Wednesday, March 24, 2010

influencing veering behavior with vibratory feedback only



This is exciting to report. We tested the WiiCane for veering reduction only at HK last week. The students were deaf and hard-of-hearing. None used spoken English feedback; all used vibration delivered by remotes attached to the arms.

I reviewed the video data for two students for three days. I made sure that the data are accurate by viewing every trial, not using the computer system-generated data. This means that when the parameters were temporarily changed or the system malfunctioned due to user error, I eliminated the few bad trials. The results are we have some clean data and we can see learning with this subject. I looked at another student and there was learning but less dramatic and the data was not as clean because the parameters for the device were different on two days of trials.
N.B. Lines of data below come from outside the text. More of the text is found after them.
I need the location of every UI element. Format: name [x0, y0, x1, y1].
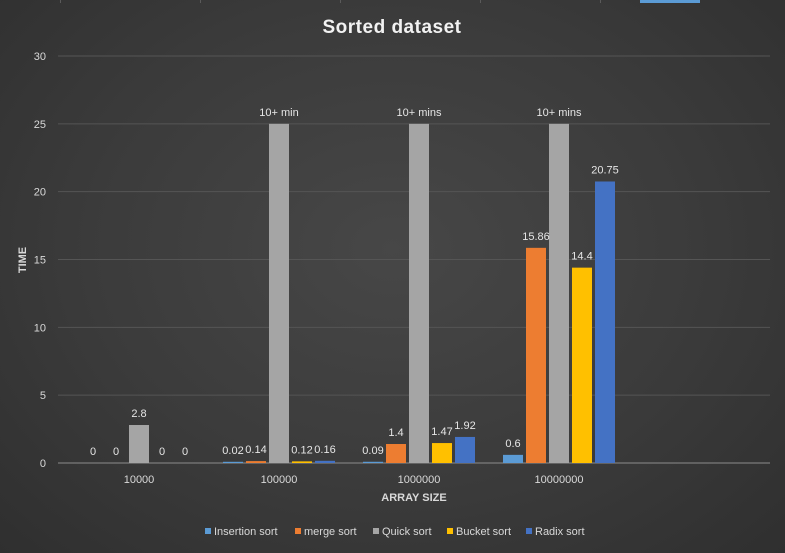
y-axis-ticks: 0 5 10 15 20 25 30	[34, 51, 46, 470]
bar	[269, 123, 289, 463]
data-label: 0	[182, 446, 188, 458]
bar	[503, 454, 523, 463]
bar	[292, 461, 312, 463]
legend-swatch	[373, 528, 379, 534]
y-tick-label: 10	[34, 322, 46, 334]
bar	[315, 460, 335, 463]
data-label: 0.16	[314, 444, 335, 456]
data-label: 10+ mins	[397, 107, 442, 119]
data-label: 2.8	[131, 408, 146, 420]
bar	[409, 123, 429, 463]
bars	[129, 123, 615, 463]
y-tick-label: 15	[34, 255, 46, 267]
legend-swatch	[295, 528, 301, 534]
bar	[246, 461, 266, 463]
data-label: 1.92	[454, 420, 475, 432]
bar	[455, 436, 475, 463]
legend-label: merge sort	[304, 526, 357, 538]
legend-label: Quick sort	[382, 526, 432, 538]
legend-label: Insertion sort	[214, 526, 278, 538]
data-label: 0.09	[362, 445, 383, 457]
data-label: 1.47	[431, 426, 452, 438]
legend-swatch	[526, 528, 532, 534]
y-tick-label: 30	[34, 51, 46, 63]
x-axis-title: ARRAY SIZE	[381, 492, 446, 504]
bar	[572, 267, 592, 463]
top-strip	[0, 0, 785, 3]
bar	[432, 443, 452, 463]
data-label: 14.4	[571, 251, 592, 263]
x-axis-ticks: 10000 100000 1000000 10000000	[124, 474, 584, 486]
data-label: 10+ min	[259, 107, 298, 119]
y-tick-label: 20	[34, 187, 46, 199]
data-label: 15.86	[522, 231, 550, 243]
x-tick-label: 100000	[261, 474, 298, 486]
data-label: 1.4	[388, 427, 403, 439]
legend: Insertion sort merge sort Quick sort Bucket…	[205, 526, 585, 538]
legend-label: Radix sort	[535, 526, 585, 538]
y-tick-label: 5	[40, 390, 46, 402]
data-label: 0	[113, 446, 119, 458]
legend-label: Bucket sort	[456, 526, 511, 538]
bar	[386, 444, 406, 463]
legend-swatch	[447, 528, 453, 534]
legend-swatch	[205, 528, 211, 534]
data-label: 0.12	[291, 444, 312, 456]
bar	[363, 461, 383, 463]
chart-title: Sorted dataset	[323, 17, 462, 38]
data-label: 10+ mins	[537, 107, 582, 119]
bar	[595, 181, 615, 463]
y-tick-label: 0	[40, 458, 46, 470]
bar	[526, 247, 546, 463]
bar	[129, 425, 149, 463]
y-tick-label: 25	[34, 119, 46, 131]
data-label: 0.14	[245, 444, 266, 456]
data-label: 0.6	[505, 438, 520, 450]
x-tick-label: 10000	[124, 474, 155, 486]
data-label: 0	[159, 446, 165, 458]
bar	[549, 123, 569, 463]
x-tick-label: 10000000	[535, 474, 584, 486]
data-label: 0	[90, 446, 96, 458]
data-label: 0.02	[222, 445, 243, 457]
data-label: 20.75	[591, 164, 619, 176]
x-tick-label: 1000000	[398, 474, 441, 486]
y-axis-title: TIME	[17, 247, 29, 273]
bar	[223, 461, 243, 463]
data-labels: 0 0 2.8 0 0 0.02 0.14 10+ min 0.12 0.16 0.09 1.4 10+…	[90, 107, 619, 458]
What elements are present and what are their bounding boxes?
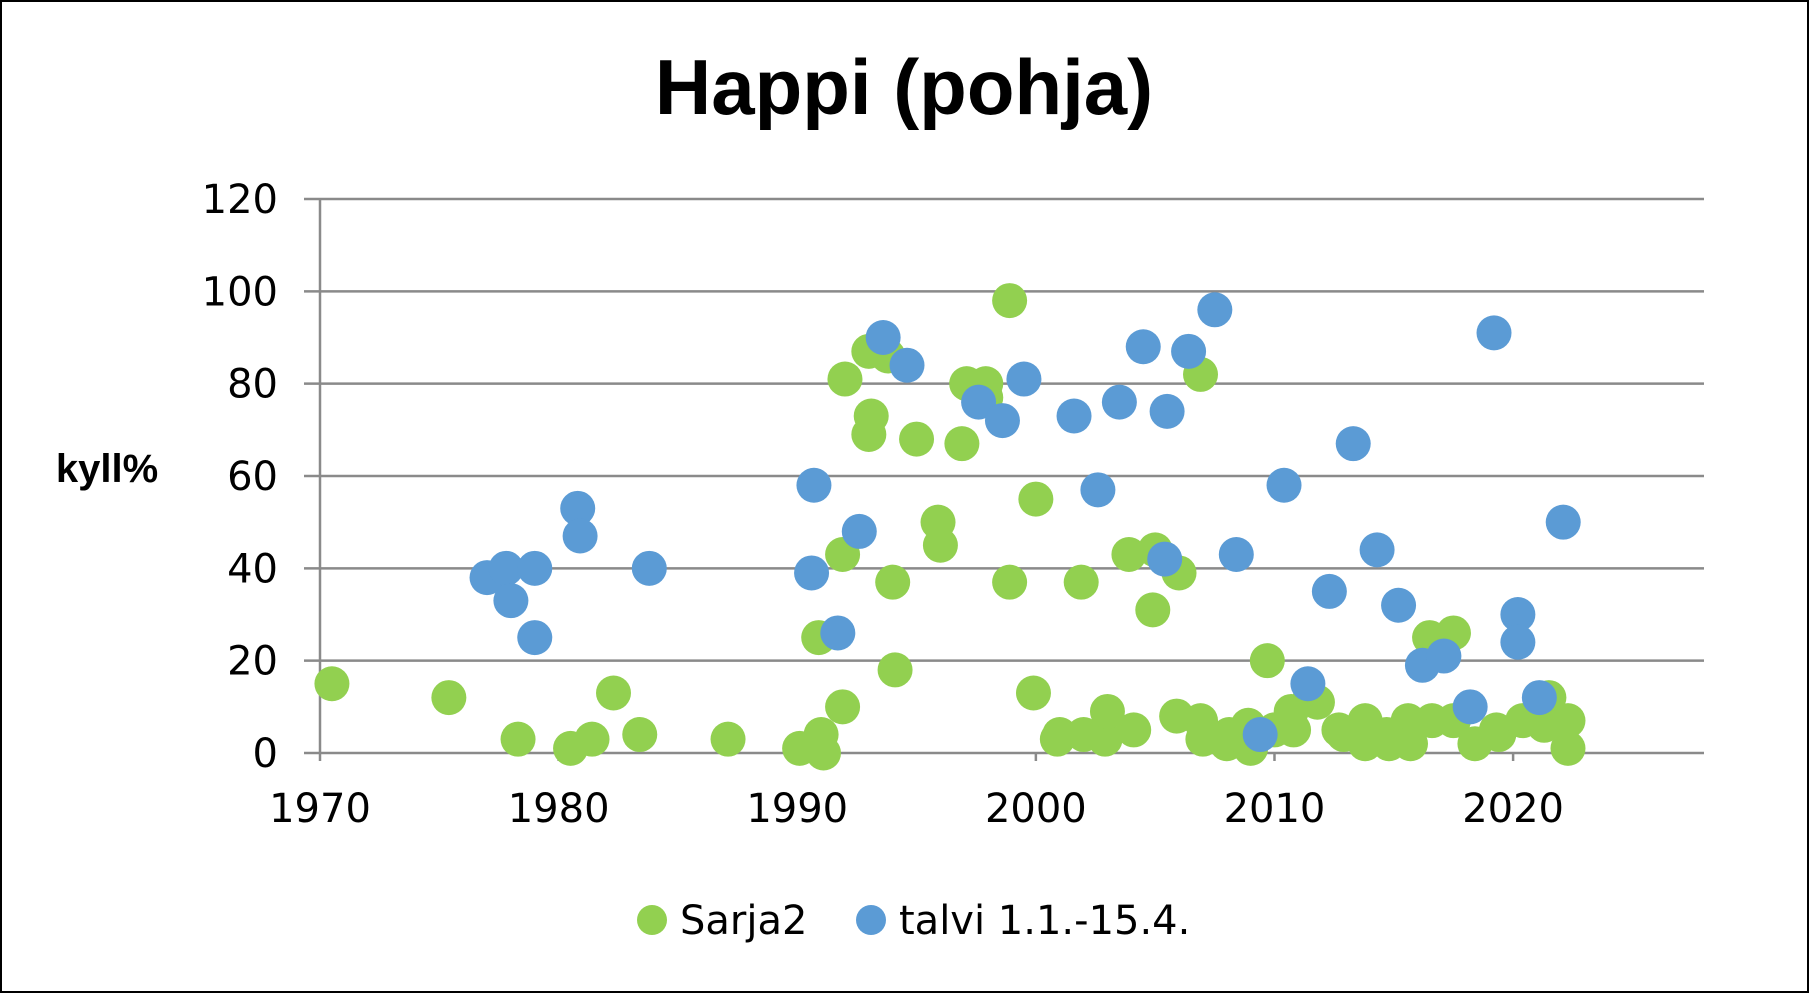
axes: 0 20 40 60 80 100 120 1970 1980 1990 2000 2010 2020 [202,177,1564,832]
data-point [865,320,901,355]
chart-title: Happi (pohja) [655,43,1153,131]
data-point [1015,675,1051,711]
data-point [1266,467,1302,503]
data-point [841,513,877,549]
data-point [517,550,553,586]
data-point [631,550,667,586]
data-point [1171,333,1207,369]
data-point [488,550,524,586]
x-tick-label: 1970 [269,786,371,832]
data-point [1426,638,1462,674]
data-point [825,689,861,725]
data-point [1006,361,1042,397]
data-point [1249,643,1285,679]
data-point [1147,541,1183,577]
data-point [596,675,632,711]
y-tick-label: 20 [227,639,278,685]
data-point [899,421,935,457]
data-point [944,426,980,462]
data-point [1359,532,1395,568]
x-tick-label: 1990 [746,786,848,832]
data-point [820,615,856,651]
data-point [796,467,832,503]
y-tick-label: 80 [227,362,278,408]
data-point [710,721,746,757]
data-point [992,564,1028,600]
data-point [431,680,467,716]
data-point [1218,536,1254,572]
data-point [500,721,536,757]
legend-marker [856,905,886,935]
data-point [851,416,887,452]
data-point [1381,587,1417,623]
data-point [1500,597,1536,632]
data-point [1018,481,1054,517]
data-point [1500,624,1536,660]
series-talvi [469,292,1581,753]
y-axis-label: kyll% [56,447,158,491]
data-point [1276,712,1312,748]
data-point [1311,573,1347,609]
series-sarja2 [314,283,1586,771]
x-tick-label: 2000 [985,786,1087,832]
data-point [314,666,350,702]
data-point [1080,472,1116,508]
data-point [1290,666,1326,702]
data-point [1125,329,1161,365]
data-point [1392,726,1428,762]
y-tick-label: 120 [202,177,278,223]
data-point [805,735,841,771]
data-point [517,620,553,656]
data-point [1335,426,1371,462]
data-point [922,527,958,563]
legend-marker [637,905,667,935]
data-points [314,283,1586,771]
data-point [1116,712,1152,748]
data-point [1550,703,1586,739]
y-tick-label: 100 [202,269,278,315]
data-point [560,490,596,526]
data-point [1550,730,1586,766]
data-point [875,564,911,600]
legend: Sarja2 talvi 1.1.-15.4. [637,898,1190,944]
data-point [1063,564,1099,600]
data-point [1452,689,1488,725]
x-tick-label: 2020 [1462,786,1564,832]
gridlines [304,197,1704,755]
legend-label: talvi 1.1.-15.4. [899,898,1190,944]
data-point [877,652,913,688]
data-point [827,361,863,397]
data-point [493,583,529,619]
data-point [984,403,1020,439]
data-point [794,555,830,591]
x-tick-label: 2010 [1224,786,1326,832]
data-point [1197,292,1233,328]
data-point [889,347,925,383]
data-point [1101,384,1137,420]
data-point [1089,693,1125,729]
y-tick-label: 40 [227,546,278,592]
data-point [1135,592,1171,628]
y-tick-label: 0 [253,731,278,777]
legend-label: Sarja2 [680,898,807,944]
data-point [961,384,997,420]
data-point [1149,393,1185,429]
data-point [562,518,598,554]
x-tick-label: 1980 [508,786,610,832]
data-point [1521,680,1557,716]
data-point [622,717,658,753]
data-point [992,283,1028,319]
data-point [1242,717,1278,753]
data-point [1545,504,1581,540]
data-point [1111,536,1147,572]
data-point [1087,721,1123,757]
data-point [1476,315,1512,351]
data-point [1056,398,1092,434]
data-point [574,721,610,757]
y-tick-label: 60 [227,454,278,500]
For the one subject I will call SG, the improvement in reduced veering is clear. Here are the mean number of feedback prompts for veering for this subject:

Day 1 cumulative trials 11 6.36
Day 2 cumulative trails: 34 3.30
Day 3 cumulative trials: 49 1.87

This indicates to me that the feedback system can work with vibration only, and can work with deafblind travelers. How consistently and compared to spoken English we do not know for certain.

The graph is above.

2 comments:

GB said...

Excuse my typos, as always!

Bonnie DB said...

Gene - I am glad you are collecting some "clean" data. It is encouraging that the vibration only mode is proving useful for reduction of veering in this subject.

In my opinion, the bottom line is that the O&M field will be interested in the WiiCane only if there is data that supports that it works to improve O&M skills, such as veering.